2008 sonrasında küresel finans krizi, öncelikle metropol ülkelerin kent ve belediyelerinde kendini hissettirdi. ‘Kemer sıktıran’ uygulamalar hızla dünyaya yayıldı. Ülkelerin siyasal, ekonomik ve toplumsal yapısı, krizin onlara bulaşma zamanında etkili olmuştur. Mali kriz bir süredir Türkiye’yi teğet geçmekten vaz geçmiş görünüyor!

Tıkanan inşaat sektörünü işletebilmek, finans ve rant düzenini sürdürebilmek ve borç ödeyebilmek için para bulmak lazım(!) Bunun için “emekçiler” ve “belediyeler” kemerlerini daha da sıkmaya zorlanacaklar. Belediyeler örgütsüz ve “sahipsiz” oldukları için daha patırtısız kemer sıkıyorlar. Oysa belediyelerin yaşamsal hizmet ve desteklerinin kısıtlanması, kentsel alt yapının işletilememesi, kent sakinleri için felaket demektir. Emekçiler için ise katmerli yoksunluk.

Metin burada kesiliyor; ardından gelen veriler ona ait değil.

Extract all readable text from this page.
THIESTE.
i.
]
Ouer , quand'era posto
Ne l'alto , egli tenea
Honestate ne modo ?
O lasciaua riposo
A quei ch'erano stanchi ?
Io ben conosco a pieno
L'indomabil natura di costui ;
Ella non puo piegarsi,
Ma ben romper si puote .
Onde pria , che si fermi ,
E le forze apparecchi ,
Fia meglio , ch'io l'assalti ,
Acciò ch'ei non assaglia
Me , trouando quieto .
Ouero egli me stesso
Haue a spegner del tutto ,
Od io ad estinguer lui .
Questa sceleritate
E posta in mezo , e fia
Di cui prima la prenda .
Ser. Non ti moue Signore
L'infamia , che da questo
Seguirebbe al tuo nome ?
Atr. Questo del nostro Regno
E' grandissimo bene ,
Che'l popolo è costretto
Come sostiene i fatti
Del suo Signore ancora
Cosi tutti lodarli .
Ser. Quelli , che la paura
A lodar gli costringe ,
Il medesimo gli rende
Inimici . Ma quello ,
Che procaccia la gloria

Bu zor zamanların aşılmasında, kentli toplumun yoksul, dar gelirli, işsiz, sosyal güvencesiz, kırılgan kesimlerini hayatta tutacak “yerinden yönetim” programlarına büyük ihtiyaç olacaktır.

Kasım 1993’de ADA Yerinden Yönetimden Gazetesinin ilk sayısında yazdığım bir bölüm ile tamamlayayım:

“Yüklendikleri görev ve sorumluluklar belediyeleri yaşamın her alanında var olmaya zorlar. Onların gecesi gündüzü yoktur. Hizmet gün boyu sürer. Yaratılan değer çoğu zaman sayısal ölçütlerle belirlenebilenin çok üstündedir. Yönlendirdikleri para ve doğal kaynak ülke ekonomisinde büyük pay tutar. Onlar ülkenin siyasal insan varlığını yetiştiren en yaygın okullardır.

Evrensel düşünüp yerel uygulamak, soyut ve genel çözümlemeleri yaşama geçirirken yerel katkı ve sahiplenmeyi artırmak, akılcıl olmanın da ön şartıdır.”